To set a key to a value, we compute the hash code. We start at that positioin in the array, and loop forward, incrementing the position by one, until we find an empty position or the key we seek. If we find an empty position we insert the key value pair, otherwise we set the value of the pair to the new value.
To get a key's value is much the same as set.
A simple way to implement delete is to set the key value pair to a new deleted value, that can not be confused with another key value pair. The string "deleted" will do. There is a trickier way, which we now explain.
To deleteG a key value, we first find the corresponding position, p. We then find the next empty position after p. We loop over these positions, set their positions to null, and re-insert each key value pair.
An analysis of the complexity of linear probing is difficult, and beyond what we can treat here. So long as the hash table is not too full (70%), then operations will look at less than 2 locations on average. Once the table is more than 70% full, the number of locations that need to be scanned goes up very quickly. Open addressing is faster than chaining when tables are not too full, but chaining has better characteristics when the table is almost full.
#Problems#
Most of these problems are ones that could be solved without a hash table, but using a hash table makes the solution faster. For example, to find a pair of elements of an array that sum to a given value can be solved by looking at all pairs. If the array has length n, this looks at n^2 pairs, and thus has complexity O(n^2). With as hash table, we can do this in O(n), looking at each object once, and storing n objects in out table, and doing only n requests. Hash tables are mostly used to improve the running time of algorithms. The functions they implment, get, set, and delete, can be implemented by a list, though a list is slower.
Find/Count Pair that sums to a value
Given an array of integers, find a pair that sums to a value, or alternately, count how many pairs sum to a value.
findPairSum([1,2,3,4],6) should return [2,4].
'countPairSum([1,2,3,4],5)` should return 2, as [1,4] and [2, 3] sum to 5.
Find duplicates in an array
Given an array of integers, find the duplicates in the array, and return an array of the duplicates, each occuring just once. Also, count the number of different duplicates.
findDuplicates([1,2,3,4,3,2,2]) should return [2,3].

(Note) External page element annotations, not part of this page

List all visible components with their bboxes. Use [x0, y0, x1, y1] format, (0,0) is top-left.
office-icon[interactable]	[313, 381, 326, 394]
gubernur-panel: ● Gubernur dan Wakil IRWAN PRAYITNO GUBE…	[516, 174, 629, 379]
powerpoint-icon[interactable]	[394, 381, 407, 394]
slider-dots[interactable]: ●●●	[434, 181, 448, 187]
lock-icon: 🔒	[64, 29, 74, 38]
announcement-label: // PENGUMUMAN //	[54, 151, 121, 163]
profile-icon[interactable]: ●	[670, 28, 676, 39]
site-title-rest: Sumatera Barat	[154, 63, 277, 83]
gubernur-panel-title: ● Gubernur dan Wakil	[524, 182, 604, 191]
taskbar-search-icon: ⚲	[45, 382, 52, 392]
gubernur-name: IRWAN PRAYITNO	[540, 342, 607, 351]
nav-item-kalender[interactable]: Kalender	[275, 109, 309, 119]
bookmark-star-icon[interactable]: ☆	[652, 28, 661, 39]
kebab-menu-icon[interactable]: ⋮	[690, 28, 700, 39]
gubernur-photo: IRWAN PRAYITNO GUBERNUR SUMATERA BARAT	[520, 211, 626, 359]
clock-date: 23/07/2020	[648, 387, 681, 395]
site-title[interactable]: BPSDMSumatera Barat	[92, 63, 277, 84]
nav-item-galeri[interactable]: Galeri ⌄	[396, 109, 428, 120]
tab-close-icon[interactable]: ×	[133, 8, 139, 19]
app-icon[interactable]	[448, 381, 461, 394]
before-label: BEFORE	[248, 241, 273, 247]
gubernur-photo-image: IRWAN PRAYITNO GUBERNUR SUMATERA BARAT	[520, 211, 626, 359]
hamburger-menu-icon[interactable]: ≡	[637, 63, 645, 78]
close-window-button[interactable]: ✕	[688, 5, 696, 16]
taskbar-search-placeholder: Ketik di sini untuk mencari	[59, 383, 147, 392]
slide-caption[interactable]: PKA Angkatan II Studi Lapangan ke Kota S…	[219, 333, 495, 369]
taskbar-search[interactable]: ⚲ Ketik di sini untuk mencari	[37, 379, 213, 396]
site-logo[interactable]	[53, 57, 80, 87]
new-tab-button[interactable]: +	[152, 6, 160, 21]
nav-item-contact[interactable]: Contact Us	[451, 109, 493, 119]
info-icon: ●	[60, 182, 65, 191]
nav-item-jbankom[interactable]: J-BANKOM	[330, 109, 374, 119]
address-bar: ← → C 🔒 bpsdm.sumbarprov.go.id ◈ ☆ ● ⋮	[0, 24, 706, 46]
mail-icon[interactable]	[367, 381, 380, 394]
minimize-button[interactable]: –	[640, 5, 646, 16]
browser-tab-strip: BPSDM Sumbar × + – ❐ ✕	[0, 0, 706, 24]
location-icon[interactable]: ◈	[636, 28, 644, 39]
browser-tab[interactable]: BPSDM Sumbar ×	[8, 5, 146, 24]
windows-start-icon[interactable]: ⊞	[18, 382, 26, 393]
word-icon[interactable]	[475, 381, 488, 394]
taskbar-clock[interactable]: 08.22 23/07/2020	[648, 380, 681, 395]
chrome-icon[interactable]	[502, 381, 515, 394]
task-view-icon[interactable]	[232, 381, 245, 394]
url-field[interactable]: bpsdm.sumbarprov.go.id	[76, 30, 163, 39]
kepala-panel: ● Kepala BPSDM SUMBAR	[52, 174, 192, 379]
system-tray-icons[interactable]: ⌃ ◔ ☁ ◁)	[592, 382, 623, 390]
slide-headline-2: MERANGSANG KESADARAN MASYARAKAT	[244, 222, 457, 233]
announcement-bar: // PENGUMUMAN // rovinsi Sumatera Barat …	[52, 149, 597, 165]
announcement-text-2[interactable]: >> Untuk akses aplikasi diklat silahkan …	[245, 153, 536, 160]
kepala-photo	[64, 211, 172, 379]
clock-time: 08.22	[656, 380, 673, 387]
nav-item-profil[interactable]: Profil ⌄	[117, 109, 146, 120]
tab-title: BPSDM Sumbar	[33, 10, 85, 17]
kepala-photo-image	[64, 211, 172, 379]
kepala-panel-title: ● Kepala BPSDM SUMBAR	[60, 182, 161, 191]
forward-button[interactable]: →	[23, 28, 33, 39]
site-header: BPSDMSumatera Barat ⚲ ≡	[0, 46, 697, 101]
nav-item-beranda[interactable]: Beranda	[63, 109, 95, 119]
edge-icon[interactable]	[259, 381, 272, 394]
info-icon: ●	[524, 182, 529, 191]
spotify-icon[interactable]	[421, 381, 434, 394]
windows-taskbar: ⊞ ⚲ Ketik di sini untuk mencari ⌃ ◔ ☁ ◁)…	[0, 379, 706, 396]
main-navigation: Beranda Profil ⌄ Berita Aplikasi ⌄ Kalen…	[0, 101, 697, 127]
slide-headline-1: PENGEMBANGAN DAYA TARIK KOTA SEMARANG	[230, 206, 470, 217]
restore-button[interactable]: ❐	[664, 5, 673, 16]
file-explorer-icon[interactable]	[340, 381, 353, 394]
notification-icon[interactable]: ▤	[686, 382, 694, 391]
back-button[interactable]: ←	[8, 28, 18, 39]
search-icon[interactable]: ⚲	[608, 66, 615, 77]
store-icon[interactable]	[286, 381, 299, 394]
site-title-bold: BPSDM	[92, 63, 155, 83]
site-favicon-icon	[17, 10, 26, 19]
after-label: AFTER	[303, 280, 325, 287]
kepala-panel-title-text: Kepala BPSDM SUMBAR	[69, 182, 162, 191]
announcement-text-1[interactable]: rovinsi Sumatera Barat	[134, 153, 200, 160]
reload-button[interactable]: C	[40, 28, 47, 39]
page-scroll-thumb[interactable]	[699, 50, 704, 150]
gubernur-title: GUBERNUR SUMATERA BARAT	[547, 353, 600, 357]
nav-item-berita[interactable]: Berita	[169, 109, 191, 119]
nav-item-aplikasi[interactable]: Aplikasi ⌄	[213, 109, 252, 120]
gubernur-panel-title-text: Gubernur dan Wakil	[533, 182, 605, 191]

countDuplicates([1,2,3,4,3,2,2]) should return 2.
Most frequent element in array
Given an array of integers, find the integer that occurs the most often. If two integers occur the same number of times, and more than any other, return the first.
mostFrequent([1,2,3,4,3,2,2]) should return 2.
##Intermediate##
Largest subarray with zero sum
Given an array of integers, find the length of the longest subarray with sum equals to 0.
The easy solution is try all sub arrays and see which ones sum to 0. Keep track of the length of the longest one, and return that. This is O(n^2). With a hash table, we can do better.
largestZeroSubArray( [15, -2, 2, -8, 1, 7, 10, 23]) should return 0, as [15, -2, 2, -8, 1, 7] sums to 0.
Longest consecutive subsequence
Given an array of integers, find the length of the longest sub-sequence, not sub-array, such that elements in the sequence are consecutive integers, that is, numbers in order. The consecutive numbers can be in any order, they just need to be consective as a set.
For example, [1, 9, 3, 10, 4, 20, 2] has the sub-sequence 1,3,4,2. This is consecutive.
largestConsecutiveSubsequence( [1, 9, 3, 10, 4, 20, 2]) should return 4, as 1,3,4,2 is a subsequence, with all the numbers between 1 and 4.